Felix Kummer: Rechtsextremismus klarer adressieren
Im Rennen um den Kulturhauptstadttitel hatte sich Chemnitz gegen Städte wie Nürnberg und Hannover durchgesetzt - auch weil es seine dunklen Seiten wie die rechtsextremen Exzesse 2018 klar in der Bewerbung adressierte. Damals gab es in der sächsischen Großstadt rassistische Angriffe, von Hetzjagden auf Ausländer war die Rede.
Nach Ansicht des Musikers Felix Kummer, der mit seiner Band Kraftklub 2018 das #WirSindMehr-Konzert initiiert hatte, wurde Rechtsextremismus im Kulturhauptstadtjahr zu wenig adressiert. «Ich hätte mir eine klarere Abgrenzung gewünscht», sagt er. «Deswegen konnten wir uns als Band diese ganze Sache anfangs auch nicht so richtig zu eigen machen.» Insgesamt hätten er und seine Bandkollegen das Jahr aber sehr genossen.
Studie: Hohe Zufriedenheit bei Besuchern und Imagegewinn
«Im Laufe des Kulturhauptstadtjahres hat sich das Image der Stadt signifikant verbessert», sagt der Sozialwissenschaftler Jochen Mayerl von der Technischen Universität Chemnitz. Er und seine Kollegen haben umfangreiche Befragungen und Interviews vor und während des Kulturhauptstadtjahres geführt - mit Menschen aus Chemnitz und Sachsen sowie Besuchern. So habe sich bei Besuchern der Imagewert von Chemnitz auf einer Skala von 0 bis 6 von 3,6 auf 4,5 Punkte deutlich verbessert.
«So ein Sprung ist erstaunlich», erklärt der Experte. Die Zufriedenheit der Besucher sei übers Jahr hinweg hoch gewesen - insgesamt hätten sich 87 Prozent zufrieden geäußert. Allerdings handle es sich um vorläufige Zahlen und sei die Auswertung noch in vollem Gang, betont Mayerl.
Der Vorhang fällt: Was bleibt vom Kulturhauptstadtjahr?
Dieses Wochenende wird das Finale gefeiert. Doch das Kulturhauptstadtgefühl soll weiter am Köcheln gehalten werden. Einige Festivals wie das Kosmos sind 2026 fest eingeplant, wenn auch in kleinerem Umfang. Und ab Mitte Juni wird die Stadt zum Theater-Mekka: Rund 40 Produktionen aus aller Welt werden beim Festival «Theater der Welt» gezeigt.

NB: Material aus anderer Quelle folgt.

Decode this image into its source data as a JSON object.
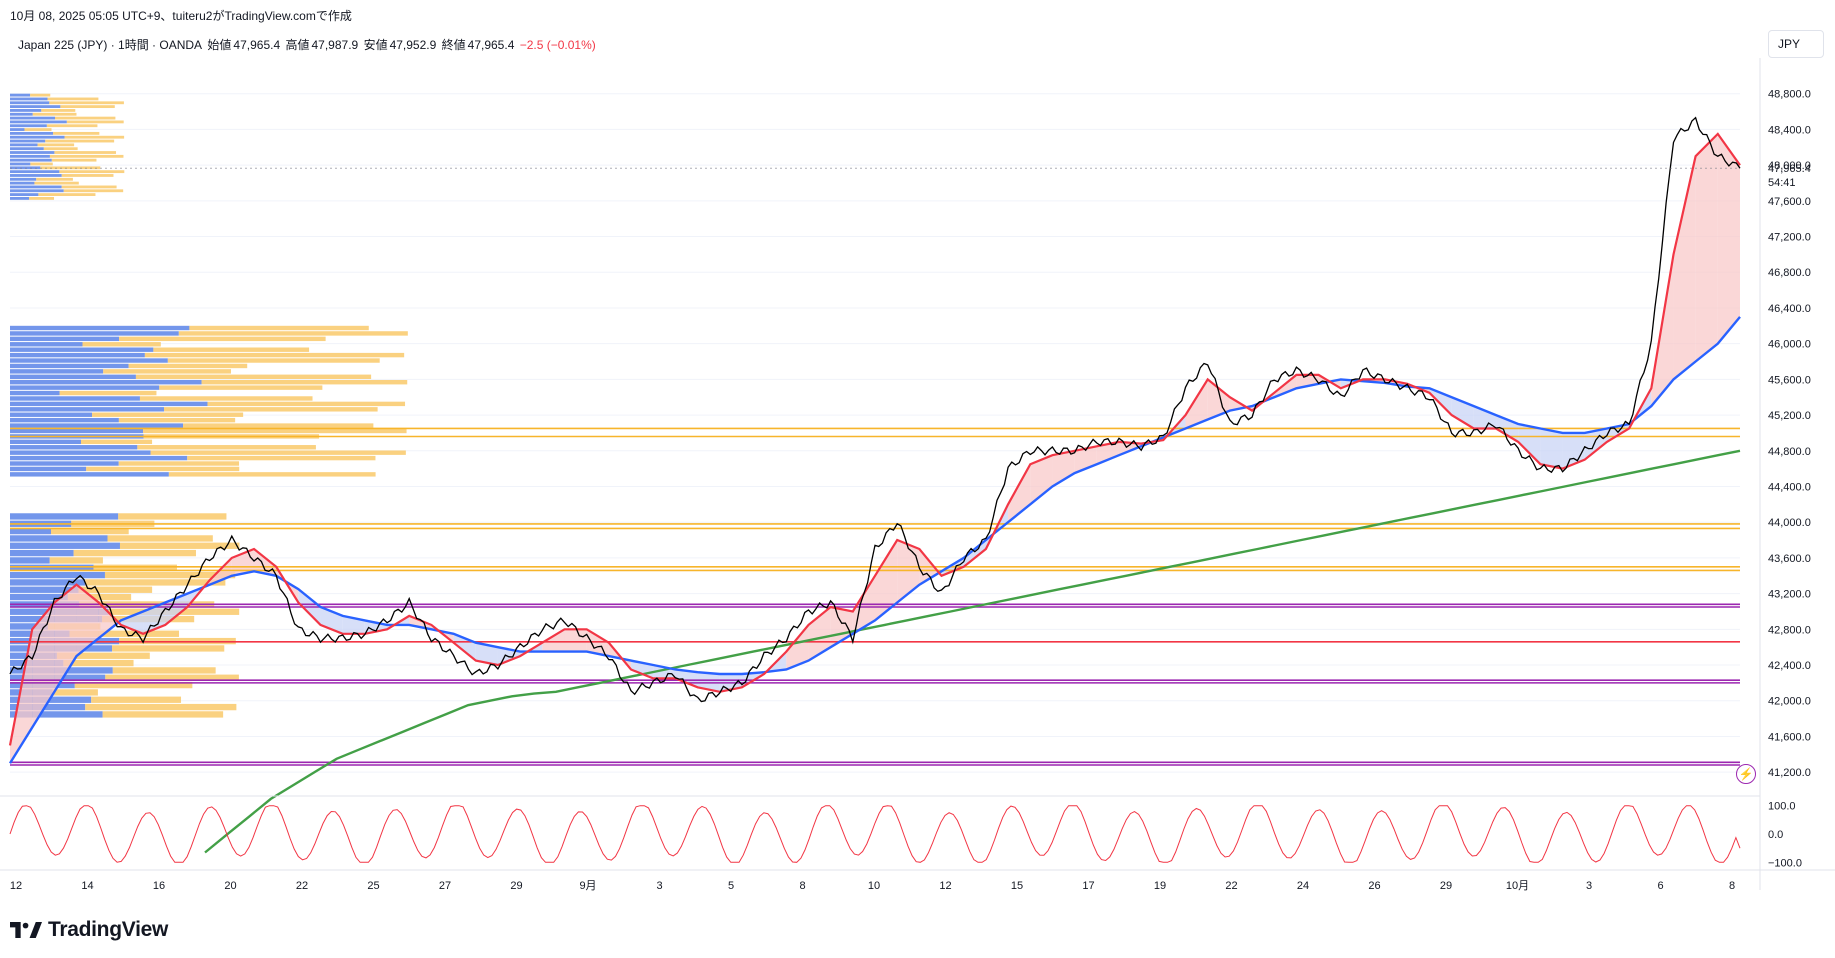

Im Zwei-Jahres-Rhythmus ist eine «Unseen-Biennale» geplant; mit Festivals und größeren Ausstellungen - in Anlehnung an das Kulturhauptstadtmotto «C the Unseen». Auch das NSU-Dokumentationszentrum und das neu geschaffene Karl Schmidt-Rottluff Museum bleiben nach 2025 erhalten.
Während der besondere Ausstellungsreigen der Museen zu Ende geht, können Kunstinteressierte auch künftig auf dem «Purple Path» wandeln - also jenem Kunst- und Skulpturenpfad, der Chemnitz mit dem Umland verbindet. Das Gros der Arbeiten von Künstlern wie Olaf Holzapfel, Tony Cragg, Monika Sosnowska und Leiko Ikemura bleibt in den kommenden Jahren bestehen. So auch die neue Lichtinstallation von James Turrell. Für sie wurde eigens neben dem Museum «Kohlewelt» in Oelsnitz/Erzgebirge eine Kunsthalle gebaut.